Though the expatriate mission has ferried thousands back to their homes, those who still await their turn find it hard to cope. Among them are those without jobs like Aashiq.

“I had been working in Saudi Arabia for three years and had returned during Nitaqat (the Saudi government’s mission to employ more nationals in the private sector). I used to work at a tiles showroom back at home. I decided to try my luck once again in a Gulf country, expecting to get a job. But coronavirus cases began reporting here in mid-January. There ended the hope for getting a job,” Aashiq tells TNM. He is a native of Vazhikkadavu in Malappuram district.

Some people have offered help to arrange flight tickets for him.

“What we need is to get into the list of expatriates. The struggle is for everything now: for food, for stay,” he says.

Similar is the plight of Shihab, another native of Malappuram. Organisations like Dubai Kerala Muslim Cultural Centre, Adu Dhabi Sakhti and others have been arranging flight tickets for those who can’t afford them.

Shihab used to work at a laundry unit in Saudi Arabia before moving to Dubai in March on a visit visa in search of a better job. He couldn’t find one.

“I want to go back home at the earliest as I am left with nothing. I don’t have the money to even buy food, but am surviving on what others give. I have registered both with the Kerala Muslim Cultural Centre (KMCC) and the embassy. I am living in the hope of being back home at the earliest,” says a desperate Shihab.
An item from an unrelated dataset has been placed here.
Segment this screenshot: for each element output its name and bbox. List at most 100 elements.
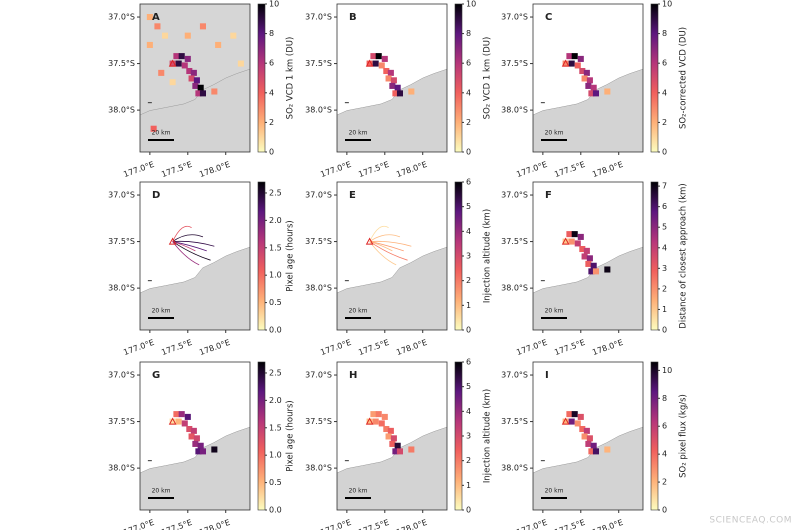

According to reports, as of June 1, 160 people from Kerala have died due to the COVID-19 disease in the Gulf countries.

As on June 9, a total of 2,00,642 people returned to the state.

 Of this, 51,135 returned to the state by flight, 1,621 returned via sea ports, 1,26,178 returned by road and 21,708 people returned via trains.

 “While the Vande Bharat Mission's policy is to give priority to pregnant women, those who are without jobs, sick and students, many who don’t come under any of these categories have managed to return. This is by using contacts in the Ministry, with politicians, etc. This has badly affected the chances of those who are at the receiving end,” says Deepak, a native of Kollam who is also stuck abroad.